Before the right hon. Gentleman answers this question, is it not a fact that the increased price of building materials has been caused by the rise in the cost of manufacture?

The MINISTER of HEALTH (Dr. Addison)

My right hon. Friend has asked me to reply to this question. As regards the first part, the whole question of the costs and profits made in the production of building materials is now being inquired into by a committee appointed under the Profiteering Act by my right hon. Friend the President of the Board of Trade. As to the last part of the question, the form of contract being entered into by local authorities provides for adjustments in respect of rise or fall in the cost of material, and I am not aware of building schemes being indefinitely postponed on account of rising prices of materials.

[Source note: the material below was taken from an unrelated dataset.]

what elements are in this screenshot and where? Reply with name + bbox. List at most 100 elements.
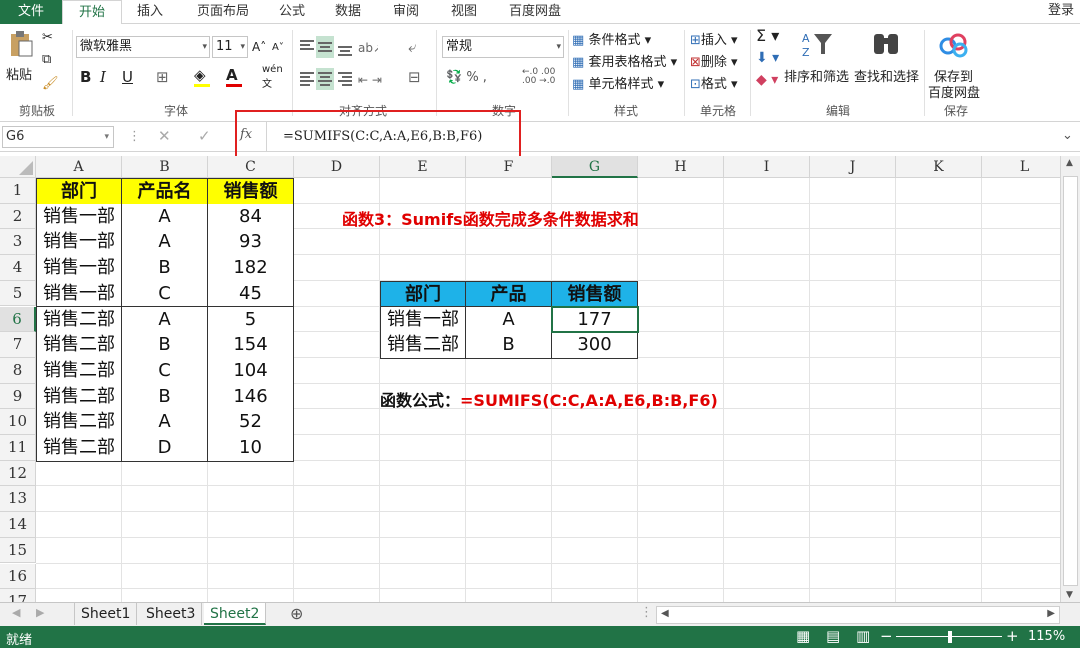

When will the findings of this committee be published?


I hope very soon.


Does the right hon. Gentleman know that since July last year the price of materials has increased enormously, that, for example, the price of turpentine has increased by 100 per cent., and that since 1914 the price of that commodity has increased by 494 per cent., and that the price of slates—


Ministers cannot be expected to carry all those figures in their heads.


In view of the fact that it costs now £100 to purchase the timber which £30 purchased before the War, is it desirable that the Government should sell their stocks of timber to private timber speculators?


I do not know anything about speculation. No one would rejoice more than I if the price of building materials fell.


Could we not have a system of priority with regard to building materials such as we had during the War in the Ministry of Munitions?


Large quantities of building materials have been purchased on account for the purposes of housing. To that extent there is priority; otherwise not.